For European organizations, the impact of CVE-2024-45574 can be substantial, particularly for enterprises and sectors heavily reliant on mobile devices powered by the affected Qualcomm Snapdragon platforms. These include industries such as telecommunications, mobile device manufacturing, public safety, and critical infrastructure sectors where secure mobile communications and device integrity are paramount. Exploitation could lead to unauthorized access to sensitive data, disruption of mobile services, or compromise of device integrity, which in turn could affect business operations, data privacy compliance (e.g., GDPR), and user trust. Since the vulnerability affects the kernel camera driver, it could also impact applications that rely on camera functionality, including secure authentication methods (facial recognition) and video conferencing tools, which have become essential in remote work environments. The lack of user interaction requirement increases the risk of stealthy exploitation. While no exploits are currently known, the potential for future weaponization means organizations should proactively assess and mitigate risks to avoid operational and reputational damage.

1. Immediate mitigation should focus on monitoring for firmware and kernel updates from Qualcomm and device manufacturers that address this vulnerability.
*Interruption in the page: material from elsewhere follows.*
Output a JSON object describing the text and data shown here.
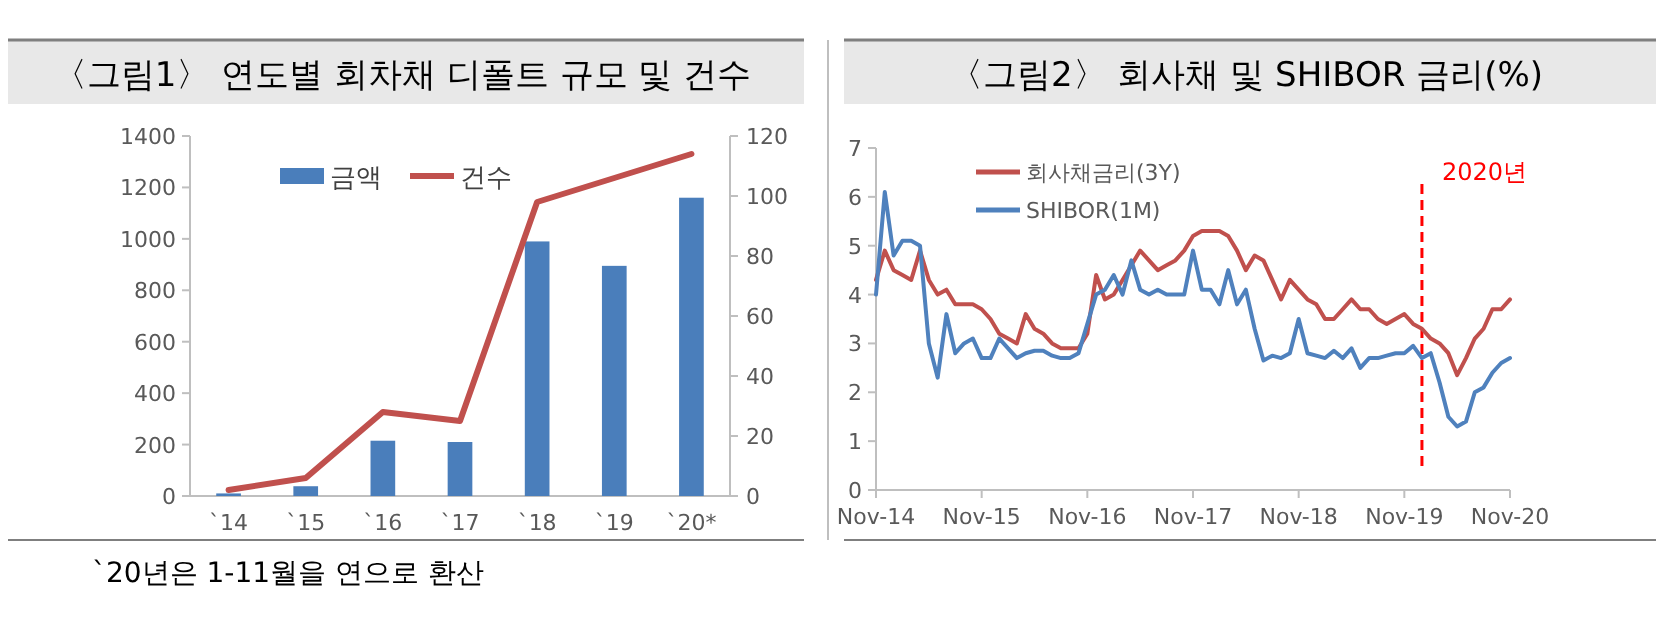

Organizations should prioritize patching affected devices as soon as updates become available. 2. Implement strict device management policies to control and limit the installation of untrusted applications that could attempt to exploit this vulnerability locally. 3. Employ mobile threat defense (MTD) solutions that can detect anomalous kernel behavior or memory corruption attempts on devices using affected Snapdragon platforms. 4. Restrict physical and local access to devices, as the attack vector requires local access with low privileges. 5. Conduct regular security audits and vulnerability assessments on mobile device fleets to identify devices running vulnerable Snapdragon versions. 6. Educate users about the risks of installing unauthorized software or connecting to untrusted networks, which could facilitate exploitation. 7. For organizations developing custom software or drivers interacting with the camera subsystem, review code for proper input validation and boundary checks to prevent similar issues. 8. Collaborate with vendors and Qualcomm representatives to obtain early access to patches or mitigations and share threat intelligence within industry groups.